Leitmotifs, like the almost comical tootling, soundtrack Dr Caligari’s scheming and gurning, which turn darker and increasingly unsettling as the story unfolds. By contrast, a gentle, romantic piano theme underpins the scene where we are introduced to Jane, the mutual love interest of Alan and Francis. The sound design, which punctuates throughout, brings the film into a three-dimensional world. These snatches of diegetic sound were also inspired by Karl’s reading about the making of the movie.

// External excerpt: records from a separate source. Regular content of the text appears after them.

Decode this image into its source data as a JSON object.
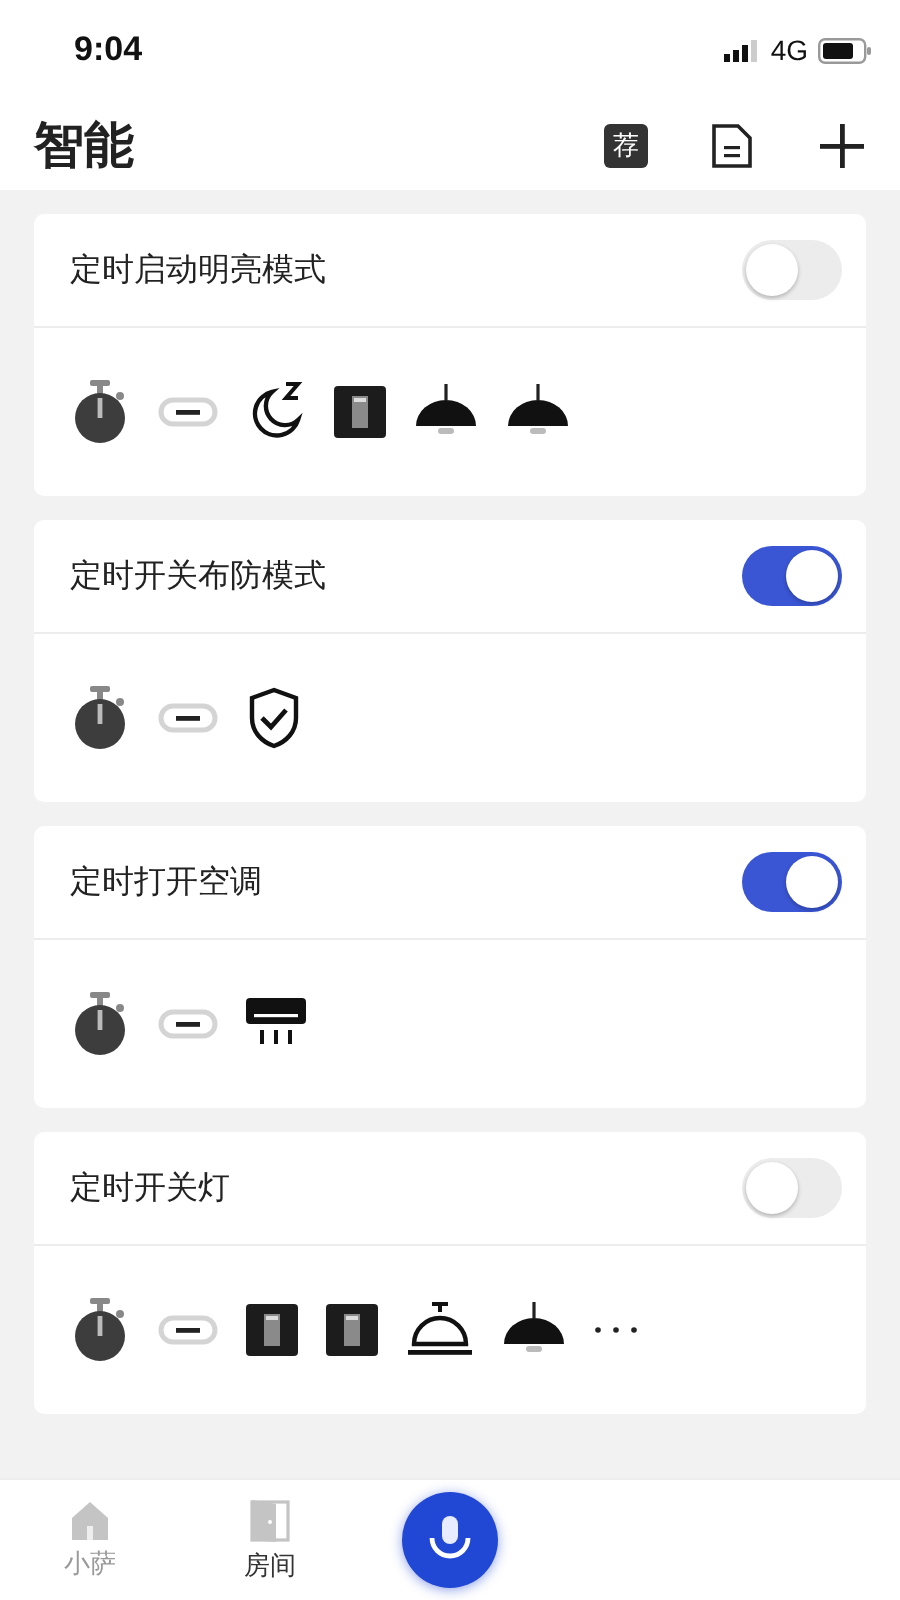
{
  "status_bar": {
    "time": "9:04",
    "network": "4G"
  },
  "header": {
    "title": "智能",
    "badge": "荐"
  },
  "scenes": [
    {
      "title": "定时启动明亮模式",
      "on": false,
      "icons": [
        {
          "kind": "timer"
        },
        {
          "kind": "link"
        },
        {
          "kind": "moon"
        },
        {
          "kind": "switch"
        },
        {
          "kind": "lamp"
        },
        {
          "kind": "lamp"
        }
      ]
    },
    {
      "title": "定时开关布防模式",
      "on": true,
      "icons": [
        {
          "kind": "timer"
        },
        {
          "kind": "link"
        },
        {
          "kind": "shield"
        }
      ]
    },
    {
      "title": "定时打开空调",
      "on": true,
      "icons": [
        {
          "kind": "timer"
        },
        {
          "kind": "link"
        },
        {
          "kind": "aircon"
        }
      ]
    },
    {
      "title": "定时开关灯",
      "on": false,
      "icons": [
        {
          "kind": "timer"
        },
        {
          "kind": "link"
        },
        {
          "kind": "switch"
        },
        {
          "kind": "switch"
        },
        {
          "kind": "bell"
        },
        {
          "kind": "lamp"
        },
        {
          "kind": "more"
        }
      ]
    }
  ],
  "tab_bar": [
    {
      "kind": "home",
      "label": "小萨",
      "selected": false
    },
    {
      "kind": "room",
      "label": "房间",
      "selected": true
    },
    {
      "kind": "mic"
    }
  ]
}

“It was filmed in the winter of 1919-20 in Berlin, of course,” he says. “They had built a big glass house, because they needed daylight, illumination everywhere. And so they acted in this huge glass house and there was lots of noise going on. Everybody knew about the recording of sound, but they couldn’t manage to put the soundtrack on the celluloid. 

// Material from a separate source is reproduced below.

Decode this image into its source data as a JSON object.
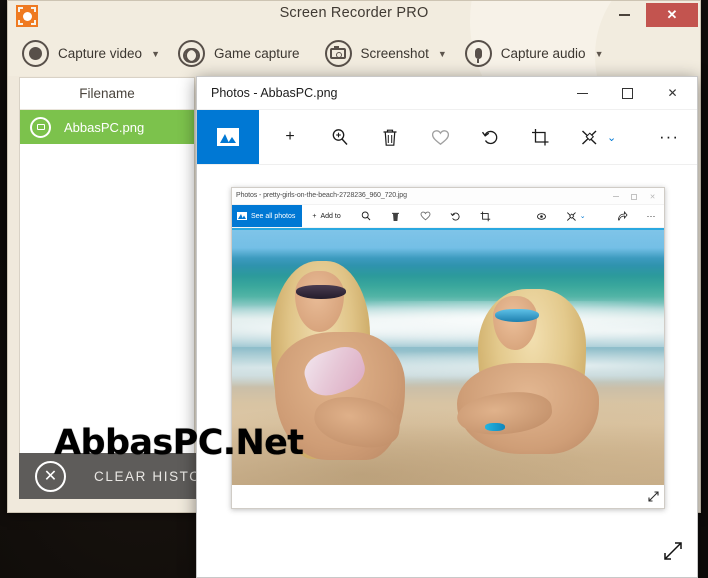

“So it was just a very strange situation. The actors were acting, they’re speaking all the time. And you can read the actors’ lips, but the technology wasn’t ready yet to synchronise recorded sound with pictures. So I thought, ‘What would happen if I reconstruct all the sounds?’. It was a nightmare because it took me so long. Every footstep you hear, every heartbeat, almost!” 

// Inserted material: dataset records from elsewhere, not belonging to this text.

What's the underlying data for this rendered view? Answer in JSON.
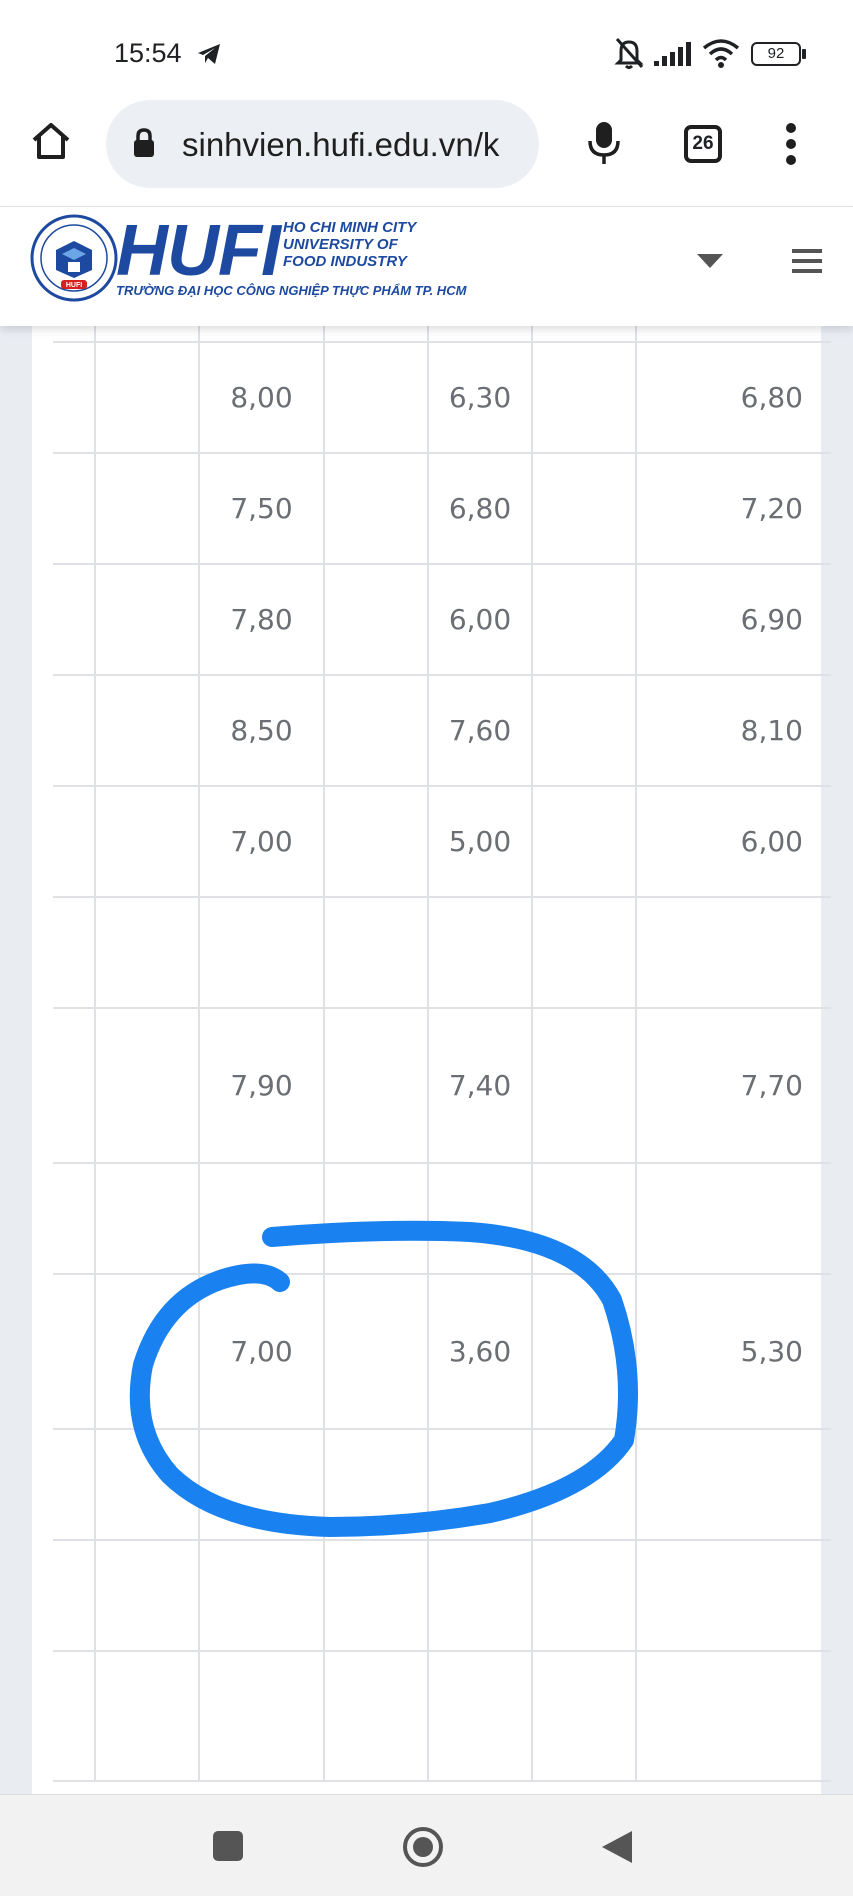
{
  "status_bar": {
    "time": "15:54",
    "battery": "92",
    "icons": [
      "telegram-icon",
      "mute-icon",
      "signal-icon",
      "wifi-icon",
      "battery-icon"
    ]
  },
  "browser": {
    "url": "sinhvien.hufi.edu.vn/k",
    "tab_count": "26",
    "icons": [
      "home-icon",
      "lock-icon",
      "mic-icon",
      "tabs-icon",
      "more-icon"
    ]
  },
  "site_header": {
    "logo_text": "HUFI",
    "logo_en_line1": "HO CHI MINH CITY",
    "logo_en_line2": "UNIVERSITY OF",
    "logo_en_line3": "FOOD INDUSTRY",
    "logo_vn": "TRƯỜNG ĐẠI HỌC CÔNG NGHIỆP THỰC PHẨM TP. HCM",
    "emblem_label": "HUFI",
    "icons": [
      "dropdown-icon",
      "hamburger-menu-icon"
    ]
  },
  "grades": {
    "rows": [
      {
        "c3": "",
        "c5": "",
        "c7": ""
      },
      {
        "c3": "8,00",
        "c5": "6,30",
        "c7": "6,80"
      },
      {
        "c3": "7,50",
        "c5": "6,80",
        "c7": "7,20"
      },
      {
        "c3": "7,80",
        "c5": "6,00",
        "c7": "6,90"
      },
      {
        "c3": "8,50",
        "c5": "7,60",
        "c7": "8,10"
      },
      {
        "c3": "7,00",
        "c5": "5,00",
        "c7": "6,00"
      },
      {
        "c3": "",
        "c5": "",
        "c7": ""
      },
      {
        "c3": "7,90",
        "c5": "7,40",
        "c7": "7,70"
      },
      {
        "c3": "",
        "c5": "",
        "c7": ""
      },
      {
        "c3": "7,00",
        "c5": "3,60",
        "c7": "5,30"
      },
      {
        "c3": "",
        "c5": "",
        "c7": ""
      },
      {
        "c3": "",
        "c5": "",
        "c7": ""
      },
      {
        "c3": "",
        "c5": "",
        "c7": ""
      }
    ]
  },
  "annotation": {
    "color": "#1a82f0",
    "shape": "hand-drawn circle"
  },
  "nav_bar": {
    "icons": [
      "recents-icon",
      "home-circle-icon",
      "back-icon"
    ]
  }
}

Along with footsteps and the like, there are voices in the soundtrack – snippets of sentences appear as impressions of human speech rather than anything fully comprehensible. It makes for a vividly dreamlike experience.

“If I dream, what sounds do I hear?” says Karl. “Do I really hear people speaking? I imagined it as a kind of telepathy.”

Having survived for over 100 years, ‘The Cabinet Of Dr Caligari’ remains the ultimate work of celluloid expressionism, and was a major influence for film noir and Gothic horror. And it wasn’t just Kraftwerk who were inspired by it years after its creation. 

Killing Joke frontman Jaz Coleman, terrifying audiences in 1980 with his ghoulish make-up and manic persona, was a dead ringer for the tragic figure of Cesare, the death-predicting somnambulist. The outfit that Bowie wore for a shoot with photographer Steve Schapiro in 1975 was inspired by Cesare’s, and he revisited it in the video for 2015’s ‘Lazarus’ – the last single released before his death – where he emerges from and returns to a wardrobe, just as Cesare does with his cabinet.

But the film resonates over a century after it was made not just because of its visual style. The idea of a search for truth in a world gone mad is as urgent today as it was in 1920.

“At first, it seems to be a quest for truth, because the main character is like Sherlock Holmes,” says Karl. “But then you find out he’s crazy. You really don’t know where you are. And that seems to be about the disappearance of reality, which we are facing now. Alternative facts. Nothing is real.”

There he goes, with ‘Strawberry Fields Forever’ again.

“I’ll tell you one thing,” Karl chuckles as we conclude our conversation. “If you read about ‘Caligari’ and if you see the movie with my music, you won’t get rid of it!”